It's no secret to anyone who's paying attention to the large font at the top of the page that I love (lovelovelovelove) wine. White, red, whatever...it's allllll good.
However, something a little distressing has come to my attention: I have lost a lot more weight than usual.
And I think it's because I stopped drinking for about two weeks.
Let me 'splain this. I had family here for the first week of August. We dined out, walked a lot, and drank a lot. I gained 2lbs -- even tho' I tried to watch what I ate and did make it to the gym a few days during that time. But I didn't go enough, apparently.
No sooner had the famn damily (damn family) left, then I got hit with a whopper of a cold. I am not one of those people who can't eat when they are sick. Au contraire, mon frere. I usually overeat in a misguided attempt to make my body feel better faster. In some twisted way, I guess I'm seeking comfort and rapid healing -- but I usually just end up feeling bloated and full, along with achy, sneezy and coughy. Doesn't stop me from overeating tho --- it's an old, bad habit. But generally, I overeat on good stuff -- whatever is in the house, or leftovers from my healthy meals. I was too sick to go out and get the crap food I really wanted to pig out on.
So I did some damage, but not too much. I also had to keep working through the cold, because I was sent on an assignment to Martha's Vineyard. It sounds fun, but believe me when I say it WAS NOT. The good news again, though, was that I was too sick to find the hotel bar for a late night glass (or carafe) of wine.

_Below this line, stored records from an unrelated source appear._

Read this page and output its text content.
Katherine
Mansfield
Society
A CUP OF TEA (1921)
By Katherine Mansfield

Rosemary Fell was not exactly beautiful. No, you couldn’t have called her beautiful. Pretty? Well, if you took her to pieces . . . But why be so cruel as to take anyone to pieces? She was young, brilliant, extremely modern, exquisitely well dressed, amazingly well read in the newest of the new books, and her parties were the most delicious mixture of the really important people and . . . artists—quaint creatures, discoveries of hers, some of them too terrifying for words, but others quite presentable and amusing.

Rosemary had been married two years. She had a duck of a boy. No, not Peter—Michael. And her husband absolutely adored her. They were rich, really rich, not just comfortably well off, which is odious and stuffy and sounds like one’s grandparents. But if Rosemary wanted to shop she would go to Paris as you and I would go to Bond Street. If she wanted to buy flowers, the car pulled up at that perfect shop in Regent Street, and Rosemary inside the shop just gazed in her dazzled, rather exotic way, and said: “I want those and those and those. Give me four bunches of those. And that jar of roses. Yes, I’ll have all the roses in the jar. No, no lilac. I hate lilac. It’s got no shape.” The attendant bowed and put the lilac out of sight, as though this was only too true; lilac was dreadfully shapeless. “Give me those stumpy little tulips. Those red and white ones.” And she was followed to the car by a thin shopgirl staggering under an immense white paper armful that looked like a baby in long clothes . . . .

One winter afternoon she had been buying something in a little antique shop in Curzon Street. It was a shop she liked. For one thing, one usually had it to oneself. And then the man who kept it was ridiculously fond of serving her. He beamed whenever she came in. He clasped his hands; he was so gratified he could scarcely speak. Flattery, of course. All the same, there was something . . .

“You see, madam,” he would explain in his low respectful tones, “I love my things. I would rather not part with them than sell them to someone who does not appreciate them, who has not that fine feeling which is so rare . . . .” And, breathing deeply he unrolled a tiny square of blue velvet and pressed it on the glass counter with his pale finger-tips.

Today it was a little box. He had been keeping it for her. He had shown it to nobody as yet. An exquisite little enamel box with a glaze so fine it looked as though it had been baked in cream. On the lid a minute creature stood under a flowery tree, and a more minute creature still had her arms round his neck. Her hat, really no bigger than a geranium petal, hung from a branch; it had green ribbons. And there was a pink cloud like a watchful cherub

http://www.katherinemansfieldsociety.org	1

This cycle of not working out and not drinking wine has continued for almost three full weeks. Somewhere in there I lost the 2lbs I gained with the family visit.
After the first week I started feeling better (but not 100 percent) and so backed off on the overeating. I returned to my usual habits of about 1500 to 1700 calories a day. But without regular workouts, that normally doesn't shift much weight for me.
So you can imagine my surprise when I got on the scale at the gym (which tends to be about two pounds higher than my 'official' weigh-in scale) yesterday and discovered that I'd lost another 2.5 lbs. Whoa!!!
I was thrilled, but also a trifle disconcerted. You see, I had NOT been eating perfectly these past few weeks. There were a few binges. Small ones, but definitely binges. Just yesterday I ate one serving of vegan carrot cake and a walnut brownie. Ummm..and a small asparagus quiche. Er...and a salmon sushi roll. And I've already blogged about my turkey-meatball-pesto-tortellini incident last week.
I mulled this over for quite a while and was about to chalk it up to the unknown mysteries of bodies and weight loss. And then it hit me. It was the wine.
Actually, it was the lack of wine in my diet. Despite crazy eating and no workouts, I had managed to lose weight in the last three weeks. And I wasn't drinking anything. And that, my friends, is what I suspect to be the key bit of info here.
It's a bit of an eye opener, because I've tried to tell myself I can still enjoy wine and lose weight. But there have been weeks when I've worked out a lot, eaten really well, and only seen a nominal loss -- many weeks like that. And although I've accounted for the calories in my wine intake, I'm starting to think it may have an impact beyond mere calories. It may trigger me to overeat a bit more (forget the 'may' -- it definitely does) and the sugar in alcohol may screw me up in unforeseen ways.
Aarrrgh. That's a tough bit of reality to choke down. It's harder to swallow than my recession-special Gato Negro $3.99 wine.
True to my usual form, I'm not going to jump to any rash conclusions. But this deserves more study and possibly more experimentation. It could have been a fluke, or it could be a signal that my wine intake is not as controlled as I think -- or is just not as compatible with weight loss as I am determined to believe.
Now, let me tell you about the damage I did last night, before I woke up with a hangover and zero desire to go to the gym.
I had a friend over who I'll call the Finicky Frenchman. Very funny guy, and like me, he does enjoy his wine. We were having fish, so I went with white. And of course he hates anything that has floral and/or fruity notes. It has to be dry as the Sahara to please him.
I ended up going with a 2008 bottle of Sancerre that was lovely and light, and full of sharp mineral notes.
But the real winner of the evening was the second bottle (er..yeah, we had two bottles over dinner, but there were three of us, if that helps make me look like less of a lush). I'm still tasting the distinct tangy bite of the Graves Grand Vin de Bordeaux. Oh man oh man oh man. It was YUUUUUUMMMMY!
Maybe if I stopped eating carrot cake and brownies every two weeks (the usual cycle of my splurges) I can still indulge in the vino and come out on the right side of the scale? Or am I totally delusional?
I dunno the answer to that yet, but I do know this: if someone wants to lose 30 more lbs before Jan 1 (and that someone would be me) the wine gulping probably has got to go.
(This wine wasn't part of my Saturday night bacchanalia, but me likey -- and me drinkey all too frequently.)